The moral work still comes from evaluating consequences, rights, duties, or virtues. Nature may provide the capacity, but human judgment assigns the value.

This distinction prevents the opposite mistake. We should not conclude that unnatural things are automatically good or that natural things are automatically bad. The entire natural-versus-unnatural framework often distracts from the questions that actually matter.

Does a behavior harm anyone? Does it increase well-being? Does it violate autonomy? Does it promote justice? Those questions provide much better moral guidance than asking whether something appears in the animal kingdom.

The selective use of nature

Most appeals to nature reveal more about the speaker’s preferences than about nature itself. Someone who already opposes homosexuality may call it unnatural while ignoring same-sex behavior among animals. Someone who supports rigid gender roles may emphasize average biological differences while ignoring the enormous variation within each sex. Someone who defends economic competition may call it natural while overlooking equally natural cooperation.
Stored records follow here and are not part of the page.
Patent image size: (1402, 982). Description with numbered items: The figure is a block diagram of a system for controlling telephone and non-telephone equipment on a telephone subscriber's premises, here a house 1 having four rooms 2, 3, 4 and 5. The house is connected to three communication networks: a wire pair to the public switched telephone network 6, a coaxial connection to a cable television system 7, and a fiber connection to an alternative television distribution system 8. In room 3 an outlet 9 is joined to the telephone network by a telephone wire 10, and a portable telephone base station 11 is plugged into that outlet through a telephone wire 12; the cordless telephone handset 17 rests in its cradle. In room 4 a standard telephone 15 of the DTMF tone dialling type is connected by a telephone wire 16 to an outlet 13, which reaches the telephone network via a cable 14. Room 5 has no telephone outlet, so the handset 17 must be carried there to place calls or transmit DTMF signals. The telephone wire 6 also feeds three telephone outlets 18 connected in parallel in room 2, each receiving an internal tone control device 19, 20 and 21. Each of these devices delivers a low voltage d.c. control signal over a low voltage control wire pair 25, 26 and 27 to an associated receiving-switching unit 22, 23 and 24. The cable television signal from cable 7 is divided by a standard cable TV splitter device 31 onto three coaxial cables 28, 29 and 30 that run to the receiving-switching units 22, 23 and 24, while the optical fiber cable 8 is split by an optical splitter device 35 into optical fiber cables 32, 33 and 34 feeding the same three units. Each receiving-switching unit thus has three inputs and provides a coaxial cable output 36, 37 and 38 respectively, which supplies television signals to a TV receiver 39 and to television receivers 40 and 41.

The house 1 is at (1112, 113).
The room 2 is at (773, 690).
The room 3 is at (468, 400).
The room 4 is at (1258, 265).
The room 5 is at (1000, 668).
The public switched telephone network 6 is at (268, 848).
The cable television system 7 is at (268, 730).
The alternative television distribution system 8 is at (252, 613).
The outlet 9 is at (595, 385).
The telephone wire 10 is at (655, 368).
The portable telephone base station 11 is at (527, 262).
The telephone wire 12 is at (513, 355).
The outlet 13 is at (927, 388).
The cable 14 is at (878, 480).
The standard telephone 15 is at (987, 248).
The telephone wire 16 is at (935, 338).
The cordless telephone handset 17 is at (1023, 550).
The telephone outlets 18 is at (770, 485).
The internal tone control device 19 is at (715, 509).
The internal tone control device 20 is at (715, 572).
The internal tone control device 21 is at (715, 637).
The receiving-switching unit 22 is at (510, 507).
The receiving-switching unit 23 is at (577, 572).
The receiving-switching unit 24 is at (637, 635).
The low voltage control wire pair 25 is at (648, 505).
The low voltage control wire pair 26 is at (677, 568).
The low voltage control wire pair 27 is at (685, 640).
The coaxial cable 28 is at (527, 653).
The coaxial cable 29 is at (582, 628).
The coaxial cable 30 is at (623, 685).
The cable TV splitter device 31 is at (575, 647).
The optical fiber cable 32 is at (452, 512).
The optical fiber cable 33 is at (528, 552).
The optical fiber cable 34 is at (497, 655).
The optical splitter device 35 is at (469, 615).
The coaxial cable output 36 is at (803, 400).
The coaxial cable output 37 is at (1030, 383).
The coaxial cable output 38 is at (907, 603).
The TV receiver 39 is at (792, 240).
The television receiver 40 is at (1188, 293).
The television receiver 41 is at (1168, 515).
Nature contains enough diversity to support almost any political slogan. People can point to hierarchy among wolves, cooperation among insects, monogamy among some birds, promiscuity among other species, male dominance among gorillas, or female dominance among bonobos and hyenas. Selecting one example proves little.

Human beings do not construct morality by conducting a popularity contest among animal behaviors. Even if every animal species behaved in one particular way, we would still need to ask whether humans should imitate it. Biological frequency cannot replace ethical reasoning.

Therefore, the phrase “it is natural” usually ends the conversation precisely where serious moral analysis should begin.

Should we bring the old practices back?

Let us take the appeal to nature seriously for a moment. Capital punishment appears throughout history. Infanticide occurs in humans and other animals. Tribal warfare predates modern civilization. Xenophobia may have evolutionary roots. Male dominance repeatedly emerged across societies. Disease belongs entirely to nature.

Should we restore all these things?

Should governments execute more prisoners because execution has a long history? Should parents kill infants during economic hardship because similar behavior increased survival in harsh environments? Should neighboring states raid one another because chimpanzees conduct territorial attacks? Should ethnic discrimination become acceptable because suspicion of outsiders once served an evolutionary function?

Almost everyone will answer no. The examples sound outrageous because they expose the hidden absurdity of the original principle. People do not actually believe that whatever is natural is morally right. They believe that some natural things are right and others are wrong.

Once they admit this, nature no longer decides the argument. Moral judgment does.

Conclusion

Human beings came from nature, but we do not have to treat nature as a sacred lawgiver. Evolution created our capacities for love and cruelty, cooperation and domination, reason and prejudice. It gave us no guarantee that every instinct would remain useful, humane, or morally defensible.

The death penalty is natural. Infanticide is natural. War, xenophobia, disease, and brutal hierarchy are also natural. Their natural origins do not make them good, just as the artificial origins of medicine, democracy, or human rights do not make them bad.

The next time someone says that a practice deserves approval because it is natural, we should ask a simple question. Which other natural practices are they prepared to accept? If they reject infanticide, tribal warfare, lethal disease, and domination, then they have already abandoned nature as their moral standard.

Nature explains where we came from. It does not tell us where we should go.